Donc un jour que mon ami le capitaine Jacob Laquedem se trouvait arrêté sur la fosse avec un fort chargement de cannelle qu’il avait été chercher aux Moluques, il se mit à exécuter très consciencieusement les sondages à grandes profondeurs dont il avait été chargé par un grand savant, père-sondeur célèbre dont on me permettra de taire le nom ici, parce qu’il a mal tourné depuis.

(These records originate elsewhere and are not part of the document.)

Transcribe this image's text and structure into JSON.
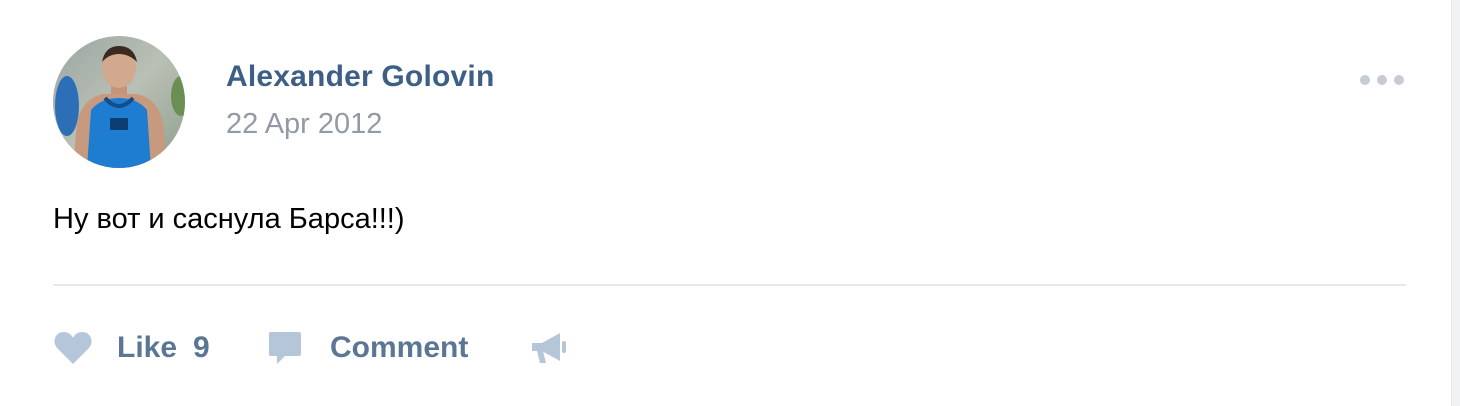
{
  "post": {
    "author": "Alexander Golovin",
    "date": "22 Apr 2012",
    "text": "Ну вот и саснула Барса!!!)",
    "avatar_icon": "user-photo",
    "more_icon": "ellipsis-horizontal-icon"
  },
  "actions": {
    "like_label": "Like",
    "like_count": "9",
    "like_icon": "heart-icon",
    "comment_label": "Comment",
    "comment_icon": "speech-bubble-icon",
    "share_icon": "megaphone-icon"
  },
  "colors": {
    "link": "#3d5f86",
    "date": "#929aa6",
    "action_text": "#5b7694",
    "icon": "#b6c6d9",
    "divider": "#e7e8ec"
  }
}
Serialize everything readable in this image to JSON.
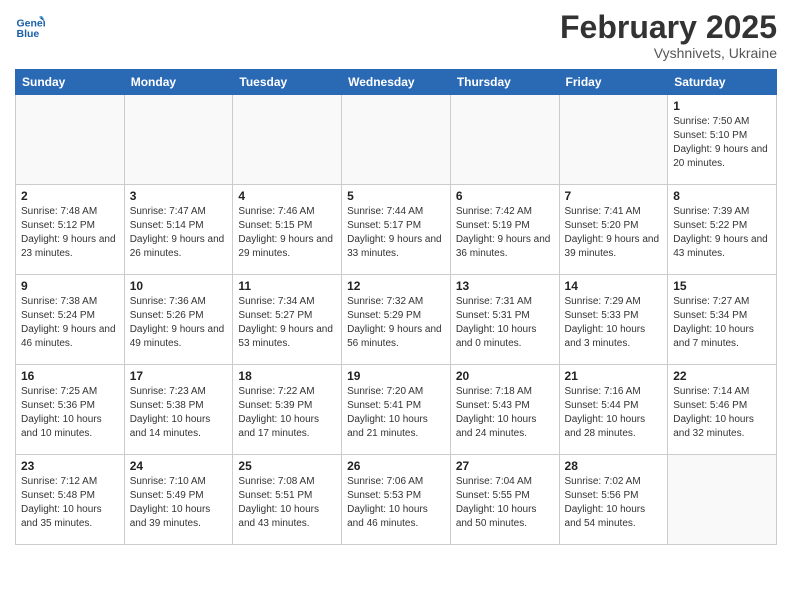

Comme le câble cessait de glisser et qu’il s’arrêtait précisément à la profondeur, depuis vérifiée, de 9 429 mètres 11 centimètres, suivant la coutume d’un câble qui chasse au touché, il crut sentir, à l’appel de ses hommes et après examen approfondi, comme un mouvement rhythmique, très doux, imperceptible, mais régulier et volontaire.

— Diable, se dit-il, les griffes de ma sonde se sont refermées sur quelque poisson ou crabe inconnu qui se débat, cependant il semble se débattre en mesure ; c’est curieux, enfin voyons toujours et il donna l’ordre aux hommes de remonter très lentement, avec beaucoup de précaution dans l’enroulement du câble autour de l’arbre de couche du treuil les 9 429 mètres 11 centimètres en question.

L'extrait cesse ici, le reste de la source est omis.